Supremo: El despido de los trabajadores del aeropuerto El Prat no fue ajustado a derecho

FOTOGRAFÍA. MADRID (ESPAÑA), AÑO 2018. Vista de la fachada del Tribunal Supremo. Efe.

Redacción – La Sala de lo Social del Tribunal Supremo ha confirmado este jueves que el despido de todos los 16 trabajadores del servicio de transporte terrestre entre las dos terminales del aeropuerto de Barcelona-El Prat no fue ajustado a derecho al no concurrir las causas productivas alegadas por la empresa «MONBUS GLOBALIA UTE» para extinguir los contratos, tras la adjudicación de la concesión a «UTE PRAT» en 2017. Barcelona (España), viernes 5 de julio de 2019.

El tribunal considera que la nueva empresa concesionaria del servicio -UTE PRAT- estaba obligada a subrogarse a los empleados de la empresa saliente -MONBUS GLOBALIA UTE-, como establece el artículo 14 del Convenio Colectivo Provincial de Transporte Mecánico de Viajeros de Barcelona, por lo que no había necesidad de extinguir los contratos de trabajo.

Además, valora que ambas UTES están integradas mayoritariamente por las mismas empresas y forman una sola y única entidad, con lo que no hay un cambio en la titularidad de la actividad económica.

La Sala desestima los recursos de casación planteados por cada una de las dos uniones temporales de empresa contra la sentencia recurrida, que ha sido confirmada en todos sus pronunciamientos.

En su sentencia, afirma que los concluyentes términos en los que está redactado el convenio colectivo no dejan lugar a dudas de que la voluntad de las partes fue la de imponer la subrogación en las relaciones laborales cuando se produce el cambio de adjudicatario de servicio.

En este sentido, explica que subrogación significa ocupar la posición de otro en una relación jurídica determinada “que debe permanecer incólume y mantenerse en los términos y condiciones en los que venía desenvolviéndose.

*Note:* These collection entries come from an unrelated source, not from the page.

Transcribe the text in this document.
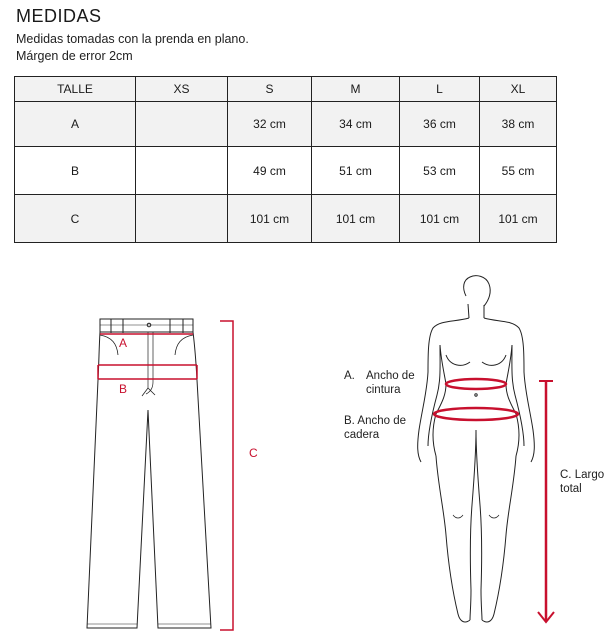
MEDIDAS
Medidas tomadas con la prenda en plano.
Márgen de error 2cm
TALLE	XS	S	M	L	XL
A		32 cm	34 cm	36 cm	38 cm
B		49 cm	51 cm	53 cm	55 cm
C		101 cm	101 cm	101 cm	101 cm
A
B
C
A. Ancho de
cintura
B. Ancho de
cadera
C. Largo
total
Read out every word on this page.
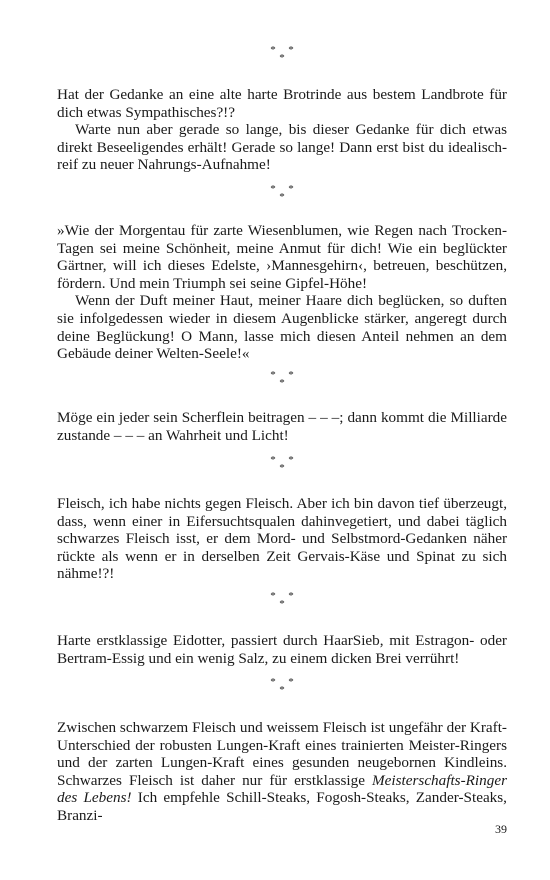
* *
*

Hat der Gedanke an eine alte harte Brotrinde aus bestem Landbrote für dich etwas Sympathisches?!?

Warte nun aber gerade so lange, bis dieser Gedanke für dich etwas direkt Beseeligendes erhält! Gerade so lange! Dann erst bist du idealisch-reif zu neuer Nahrungs-Aufnahme!

* *
*

»Wie der Morgentau für zarte Wiesenblumen, wie Regen nach Trocken-Tagen sei meine Schönheit, meine Anmut für dich! Wie ein beglückter Gärtner, will ich dieses Edelste, ›Mannesgehirn‹, betreuen, beschützen, fördern. Und mein Triumph sei seine Gipfel-Höhe!

Wenn der Duft meiner Haut, meiner Haare dich beglücken, so duften sie infolgedessen wieder in diesem Augenblicke stärker, angeregt durch deine Beglückung! O Mann, lasse mich diesen Anteil nehmen an dem Gebäude deiner Welten-Seele!«

* *
*

Möge ein jeder sein Scherflein beitragen – – –; dann kommt die Milliarde zustande – – – an Wahrheit und Licht!

* *
*

Fleisch, ich habe nichts gegen Fleisch. Aber ich bin davon tief überzeugt, dass, wenn einer in Eifersuchtsqualen dahinvegetiert, und dabei täglich schwarzes Fleisch isst, er dem Mord- und Selbstmord-Gedanken näher rückte als wenn er in derselben Zeit Gervais-Käse und Spinat zu sich nähme!?!

* *
*

Harte erstklassige Eidotter, passiert durch HaarSieb, mit Estragon- oder Bertram-Essig und ein wenig Salz, zu einem dicken Brei verrührt!

* *
*

Zwischen schwarzem Fleisch und weissem Fleisch ist ungefähr der Kraft-Unterschied der robusten Lungen-Kraft eines trainierten Meister-Ringers und der zarten Lungen-Kraft eines gesunden neugebornen Kindleins. Schwarzes Fleisch ist daher nur für erstklassige Meisterschafts-Ringer des Lebens! Ich empfehle Schill-Steaks, Fogosh-Steaks, Zander-Steaks, Branzi-

39
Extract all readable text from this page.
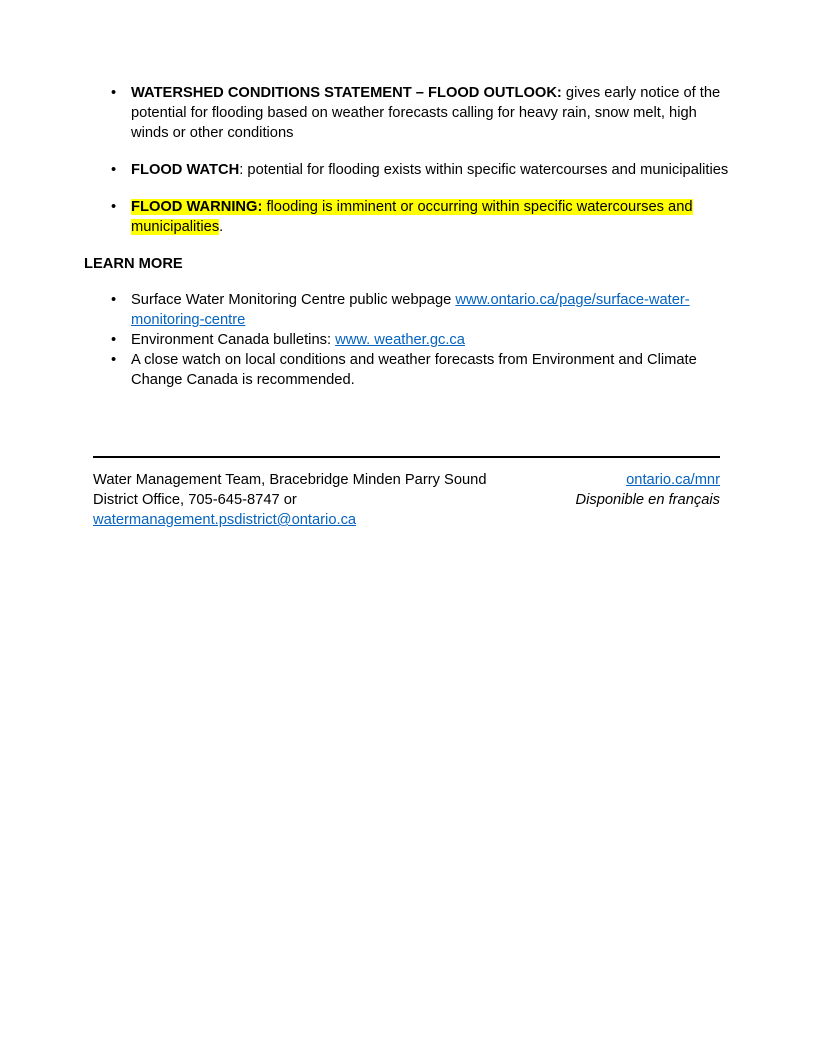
• WATERSHED CONDITIONS STATEMENT – FLOOD OUTLOOK: gives early notice of the potential for flooding based on weather forecasts calling for heavy rain, snow melt, high winds or other conditions
• FLOOD WATCH: potential for flooding exists within specific watercourses and municipalities
• FLOOD WARNING: flooding is imminent or occurring within specific watercourses and municipalities.
LEARN MORE
• Surface Water Monitoring Centre public webpage www.ontario.ca/page/surface-water-monitoring-centre
• Environment Canada bulletins: www. weather.gc.ca
• A close watch on local conditions and weather forecasts from Environment and Climate Change Canada is recommended.
Water Management Team, Bracebridge Minden Parry Sound District Office, 705-645-8747 or watermanagement.psdistrict@ontario.ca
ontario.ca/mnr
Disponible en français
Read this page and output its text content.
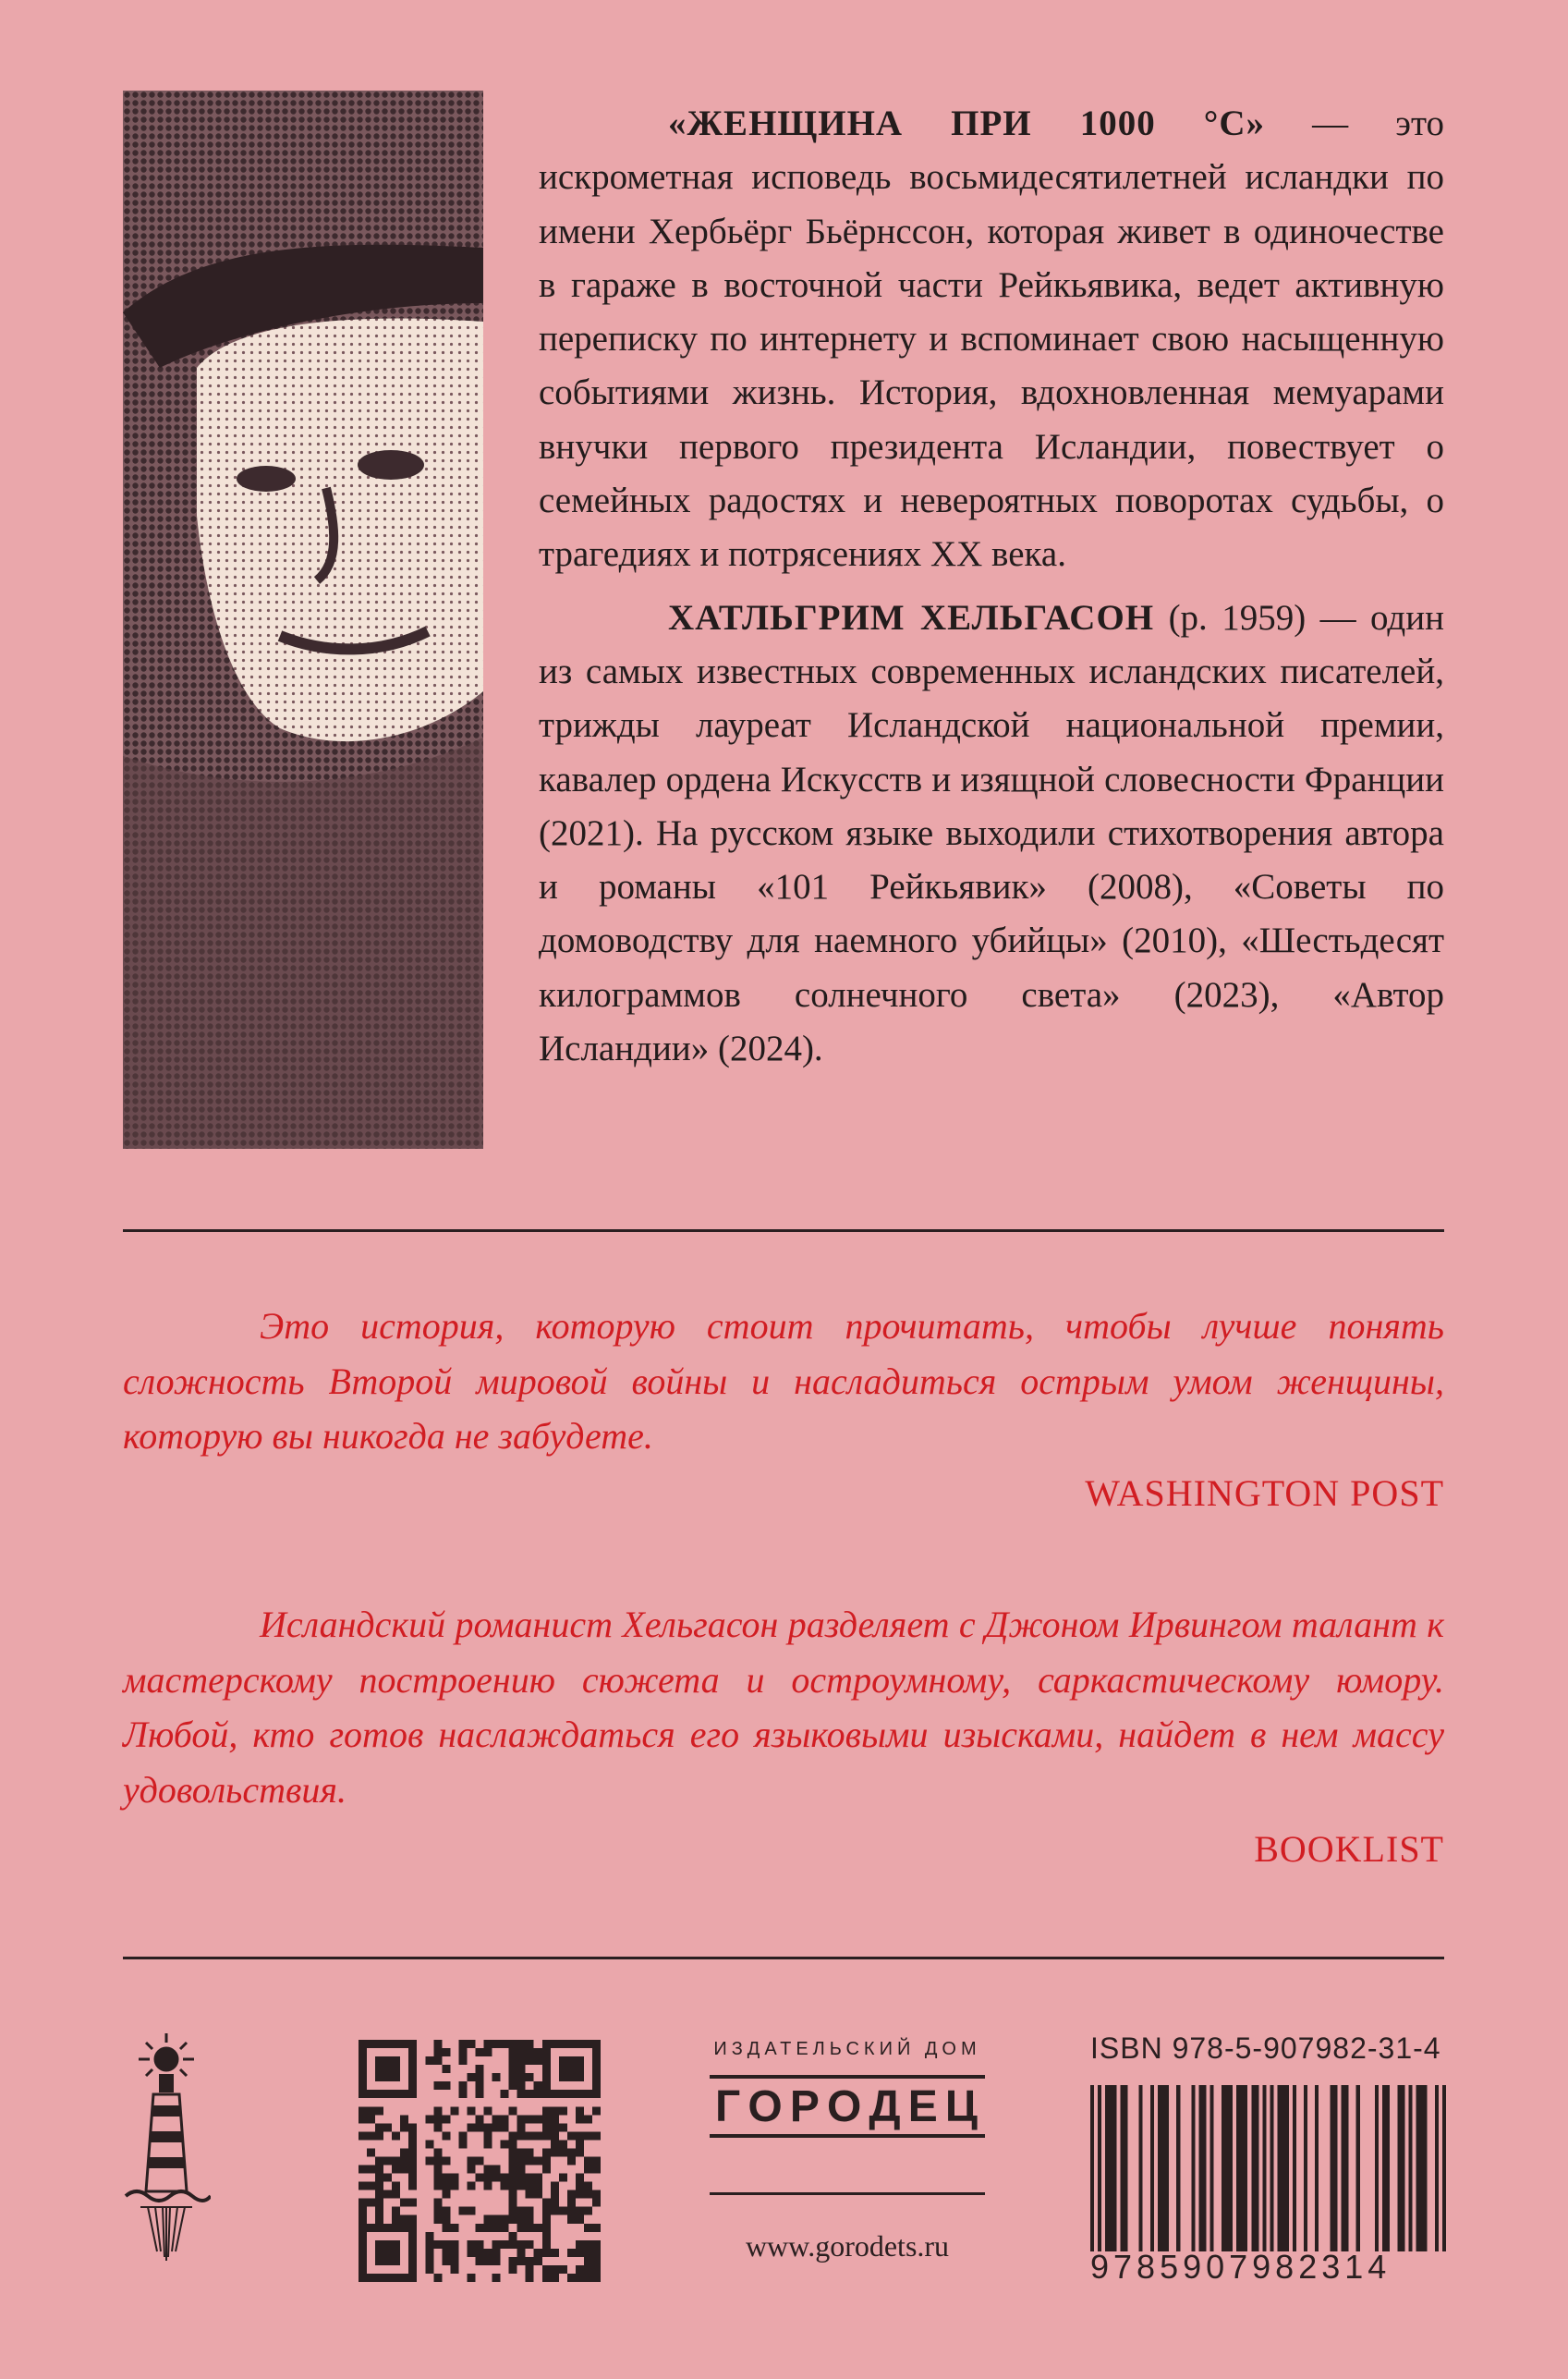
«ЖЕНЩИНА ПРИ 1000 °C» — это искрометная исповедь восьмидесятилетней исландки по имени Хербьёрг Бьёрнссон, которая живет в одиночестве в гараже в восточной части Рейкьявика, ведет активную переписку по интернету и вспоминает свою насыщенную событиями жизнь. История, вдохновленная мемуарами внучки первого президента Исландии, повествует о семейных радостях и невероятных поворотах судьбы, о трагедиях и потрясениях XX века.

ХАТЛЬГРИМ ХЕЛЬГАСОН (р. 1959) — один из самых известных современных исландских писателей, трижды лауреат Исландской национальной премии, кавалер ордена Искусств и изящной словесности Франции (2021). На русском языке выходили стихотворения автора и романы «101 Рейкьявик» (2008), «Советы по домоводству для наемного убийцы» (2010), «Шестьдесят килограммов солнечного света» (2023), «Автор Исландии» (2024).

Это история, которую стоит прочитать, чтобы лучше понять сложность Второй мировой войны и насладиться острым умом женщины, которую вы никогда не забудете.

WASHINGTON POST

Исландский романист Хельгасон разделяет с Джоном Ирвингом талант к мастерскому построению сюжета и остроумному, саркастическому юмору. Любой, кто готов наслаждаться его языковыми изысками, найдет в нем массу удовольствия.

BOOKLIST
ИЗДАТЕЛЬСКИЙ ДОМ
Г О Р О Д Е Ц
www.gorodets.ru
ISBN 978-5-907982-31-4
9785907982314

Es decir, que la nueva empleadora no está solamente obligada a respetar la vigencia del vínculo laboral anterior, sino también de todos los derechos laborales, individuales y colectivas en el que opera la subrogación, entre ellas, obviamente, la antigüedad acreditada en la empresa cesionaria”.

La única explicación que, según la Sala, permite comprender “las razones que han llevado a la UTE saliente a activar el despido colectivo se encuentran en el hecho de que las mismas empresas que las integraban son las que a su vez disponen de la mayoría del capital de la UTE entrante, y por ese motivo han optado por asumir el coste de extinción de las relaciones laborales para gestionar desde cero la contratación de nuevos trabajadores temporales a partir del momento en el que se ha adjudicado la contrata en 2017, lo que evidencia que con su conjunta y concertada actuación únicamente pretenden eludir la garantía de estabilidad en el empleo que garantiza el convenio colectivo de aplicación”.